Group protests 'prank' reaction

April 06, 2008|By DAVE McMILLION


Local elected officials and others attended a dedication Sunday at Jefferson High School to celebrate a $15.3 million renovation of the school, but some parents and students had other things on their minds.

About 30 students and parents staged a protest at the school, taking exception to the way school officials have reacted to a break-in at the school on March 30 that allegedly involved 15 students.

Group members said they are upset because they have heard felony charges like grand larceny might be filed against the students.


The protesters said that type of punishment is too severe and it could hurt the futures of the kids.

"These are kids that have no records and very bright futures," said Curt Compton, a parent of one of the students involved.

The protesters, who gathered in front of the high school along Flowing Springs Road, held signs that read "Education not Prosecution" and "Let Our Seniors Graduate," among other messages.

After entering school about 11 p.m. on the night of March 30, the students dragged 600 desks into hallways, hid 31 telephones and wrote inappropriate comments in Spanish on chalkboards, school officials said.

Access was gained to the school through a hatch on the school's roof, school officials said.

The incident was part of a senior prank, but the incident went too far, Assistant Principal Tim Sites said last week.

The 15 students have received 10-day suspensions and it's possible some could be expelled from school for the rest of the year, school officials said.

The Jefferson County Sheriff's Department also is investigating the incident.

Music blared out of the back of a car as protesters waved their signs to motorists along Flowing Springs Road Sunday afternoon. Some motorists honked their horns and the crowd cheered.

Compton said some parents were upset with their children over the break-in and feel the students made a mistake, but said it was basically a harmless incident.

Tim Jennings, another parent of one of the students involved, tried to explain how the students did not mean anything harmful by the break-in.

Jennings said the students were planning to remove the desks from the school and take them to the football field behind the school and arrange them in the shape of the year 2008.

But the students scratched that plan after they heard rain might be in the forecast, Jennings said.

"They didn't want the desks to be damaged," Jennings said.

One student accidentally damaged a shelf and left an apology note and money to fix it, Jennings said.

Jennings' wife, Cathy, said she was not upset about the break-in, but said students have been told about dealing with consequences of their actions.

Jefferson County Sheriff Everett "Ed" Boober, who attended the open house ceremony, talked with the protesters outside the school.

Boober did not go into details about his department's investigation, but told parents to allow the police to do their work.

"Allow us to work through the mechanism of this. Nobody's going to go behind bars. That's not our intent," Boober said.

Boober told parents that police have to carefully examine incidents in schools, especially in light of more violent times, and he called attention to images of the students that were caught on videotape.
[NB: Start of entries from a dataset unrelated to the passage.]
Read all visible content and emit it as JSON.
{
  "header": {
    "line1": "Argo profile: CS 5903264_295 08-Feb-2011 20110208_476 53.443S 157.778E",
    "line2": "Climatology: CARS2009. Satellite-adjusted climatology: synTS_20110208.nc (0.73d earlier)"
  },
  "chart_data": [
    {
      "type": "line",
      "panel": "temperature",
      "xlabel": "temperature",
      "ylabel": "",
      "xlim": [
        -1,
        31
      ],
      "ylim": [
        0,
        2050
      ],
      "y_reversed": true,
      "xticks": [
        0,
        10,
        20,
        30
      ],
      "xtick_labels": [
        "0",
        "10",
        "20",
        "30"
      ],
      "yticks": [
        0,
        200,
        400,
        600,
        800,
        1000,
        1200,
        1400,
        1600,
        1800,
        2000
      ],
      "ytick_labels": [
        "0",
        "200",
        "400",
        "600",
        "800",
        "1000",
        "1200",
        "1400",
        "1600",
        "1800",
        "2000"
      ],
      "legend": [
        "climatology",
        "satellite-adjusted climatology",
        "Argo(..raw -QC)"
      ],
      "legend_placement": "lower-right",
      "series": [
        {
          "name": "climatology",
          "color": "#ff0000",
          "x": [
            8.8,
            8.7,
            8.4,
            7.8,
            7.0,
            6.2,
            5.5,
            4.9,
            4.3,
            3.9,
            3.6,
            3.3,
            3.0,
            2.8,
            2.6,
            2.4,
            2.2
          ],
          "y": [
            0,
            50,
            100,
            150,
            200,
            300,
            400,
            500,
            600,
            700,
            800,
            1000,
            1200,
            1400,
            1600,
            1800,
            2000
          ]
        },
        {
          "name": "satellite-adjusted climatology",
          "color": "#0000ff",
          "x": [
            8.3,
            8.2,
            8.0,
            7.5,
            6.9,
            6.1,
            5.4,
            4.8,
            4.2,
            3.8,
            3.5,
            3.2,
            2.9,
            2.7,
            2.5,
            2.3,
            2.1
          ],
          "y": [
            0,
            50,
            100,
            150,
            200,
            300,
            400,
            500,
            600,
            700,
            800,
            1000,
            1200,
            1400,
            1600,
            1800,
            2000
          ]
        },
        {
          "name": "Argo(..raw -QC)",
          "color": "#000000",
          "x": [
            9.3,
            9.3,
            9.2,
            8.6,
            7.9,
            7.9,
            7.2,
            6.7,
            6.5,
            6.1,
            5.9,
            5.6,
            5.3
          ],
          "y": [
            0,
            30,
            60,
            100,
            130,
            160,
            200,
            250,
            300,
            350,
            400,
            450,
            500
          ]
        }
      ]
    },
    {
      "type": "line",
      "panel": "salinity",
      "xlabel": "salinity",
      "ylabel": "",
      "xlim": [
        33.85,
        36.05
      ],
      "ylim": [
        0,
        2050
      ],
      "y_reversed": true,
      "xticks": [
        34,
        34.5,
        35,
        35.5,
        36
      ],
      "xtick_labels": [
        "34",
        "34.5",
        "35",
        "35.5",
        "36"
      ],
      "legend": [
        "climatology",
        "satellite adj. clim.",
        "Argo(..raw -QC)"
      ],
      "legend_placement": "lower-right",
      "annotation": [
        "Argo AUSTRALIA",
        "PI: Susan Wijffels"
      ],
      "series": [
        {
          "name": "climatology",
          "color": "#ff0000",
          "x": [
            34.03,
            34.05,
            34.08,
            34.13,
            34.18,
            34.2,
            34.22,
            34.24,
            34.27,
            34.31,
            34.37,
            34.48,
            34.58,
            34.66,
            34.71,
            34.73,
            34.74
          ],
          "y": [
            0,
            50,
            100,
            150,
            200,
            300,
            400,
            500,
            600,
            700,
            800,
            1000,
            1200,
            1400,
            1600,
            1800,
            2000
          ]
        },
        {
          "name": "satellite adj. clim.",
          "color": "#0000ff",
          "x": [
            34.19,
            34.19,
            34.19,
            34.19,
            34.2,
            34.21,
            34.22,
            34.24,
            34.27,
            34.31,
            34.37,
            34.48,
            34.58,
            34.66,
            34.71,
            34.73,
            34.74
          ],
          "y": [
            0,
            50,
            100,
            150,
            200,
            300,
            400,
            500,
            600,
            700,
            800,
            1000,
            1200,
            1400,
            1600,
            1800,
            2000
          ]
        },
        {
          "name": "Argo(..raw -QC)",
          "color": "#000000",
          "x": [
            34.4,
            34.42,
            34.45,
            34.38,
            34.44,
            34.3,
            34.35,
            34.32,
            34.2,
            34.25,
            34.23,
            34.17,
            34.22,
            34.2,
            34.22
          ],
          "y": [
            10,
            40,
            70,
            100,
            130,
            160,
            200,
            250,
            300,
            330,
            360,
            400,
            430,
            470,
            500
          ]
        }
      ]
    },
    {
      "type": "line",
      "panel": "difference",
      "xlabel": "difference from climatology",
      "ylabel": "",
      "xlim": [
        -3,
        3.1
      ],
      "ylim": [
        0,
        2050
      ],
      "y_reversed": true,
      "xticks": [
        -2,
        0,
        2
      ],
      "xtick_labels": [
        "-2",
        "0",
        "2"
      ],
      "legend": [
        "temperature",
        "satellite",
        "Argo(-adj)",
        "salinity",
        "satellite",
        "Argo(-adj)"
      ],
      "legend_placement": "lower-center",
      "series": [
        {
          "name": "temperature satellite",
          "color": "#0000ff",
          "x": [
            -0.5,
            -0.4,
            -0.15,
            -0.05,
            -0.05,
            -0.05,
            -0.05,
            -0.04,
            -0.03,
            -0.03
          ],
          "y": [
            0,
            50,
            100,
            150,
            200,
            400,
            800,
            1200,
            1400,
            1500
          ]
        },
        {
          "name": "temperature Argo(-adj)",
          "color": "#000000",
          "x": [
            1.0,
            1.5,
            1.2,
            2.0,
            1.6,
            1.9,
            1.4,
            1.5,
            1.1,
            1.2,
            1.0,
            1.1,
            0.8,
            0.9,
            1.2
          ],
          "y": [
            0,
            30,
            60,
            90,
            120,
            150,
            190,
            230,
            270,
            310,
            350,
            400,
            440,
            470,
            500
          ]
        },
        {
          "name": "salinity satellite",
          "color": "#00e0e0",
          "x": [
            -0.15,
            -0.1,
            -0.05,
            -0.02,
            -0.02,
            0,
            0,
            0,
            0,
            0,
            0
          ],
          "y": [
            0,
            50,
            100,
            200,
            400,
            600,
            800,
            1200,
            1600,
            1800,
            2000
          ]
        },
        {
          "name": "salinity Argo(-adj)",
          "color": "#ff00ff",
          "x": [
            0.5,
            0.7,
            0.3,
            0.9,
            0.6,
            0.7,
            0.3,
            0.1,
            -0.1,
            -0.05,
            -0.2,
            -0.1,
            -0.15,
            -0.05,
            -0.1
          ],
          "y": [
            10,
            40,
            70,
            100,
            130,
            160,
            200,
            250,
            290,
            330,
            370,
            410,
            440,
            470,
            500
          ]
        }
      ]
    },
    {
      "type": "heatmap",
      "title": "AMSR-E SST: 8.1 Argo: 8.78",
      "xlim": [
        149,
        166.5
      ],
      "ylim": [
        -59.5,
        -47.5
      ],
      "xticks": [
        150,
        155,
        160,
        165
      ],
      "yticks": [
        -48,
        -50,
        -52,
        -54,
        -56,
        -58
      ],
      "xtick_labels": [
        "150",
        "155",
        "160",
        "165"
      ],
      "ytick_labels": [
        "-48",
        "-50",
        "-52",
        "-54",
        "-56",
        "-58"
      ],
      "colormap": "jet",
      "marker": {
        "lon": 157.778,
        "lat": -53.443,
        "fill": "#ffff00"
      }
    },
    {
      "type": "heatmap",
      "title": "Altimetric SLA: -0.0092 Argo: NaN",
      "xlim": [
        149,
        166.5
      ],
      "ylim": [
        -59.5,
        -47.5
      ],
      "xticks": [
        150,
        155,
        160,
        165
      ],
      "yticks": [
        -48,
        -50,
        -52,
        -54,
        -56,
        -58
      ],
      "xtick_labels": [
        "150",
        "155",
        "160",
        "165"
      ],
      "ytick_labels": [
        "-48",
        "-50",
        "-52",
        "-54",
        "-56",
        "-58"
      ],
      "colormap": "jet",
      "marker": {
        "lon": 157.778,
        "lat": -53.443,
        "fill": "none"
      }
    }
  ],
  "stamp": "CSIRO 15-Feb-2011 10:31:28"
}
Some of the students used masks and hoods in an attempt to disguise themselves, school officials said.

"I tell you, those pictures are pretty awesome," Boober told parents.

Any charges that might be brought against the students would be up to the Jefferson County Board of Education, Jefferson High School Principal Howard Guth said Sunday.

Pete Dougherty, the president of the Jefferson County Board of Education, who also attended the open house ceremony, said he has concerns about the incident, including that all the school's property has not been recovered.

School officials said the students hid the 31 telephones in ceilings and last week school officials said some of the phones had not been found.

"There's no question a breaking and entering occurred," said Dougherty, a former county magistrate.

Dougherty said he had not heard about the student who left the apology note or the concerns the students had about rain damaging desks.

But Dougherty remained firm about his concerns and said he would not be amused by anyone breaking into his home and putting his furniture outside.

The board of education will base its actions on the findings of the sheriff's department and could make a decision this week about possible charges against the students, Dougherty said.

School officials believe two other students at Shepherd University also were involved in the break-in.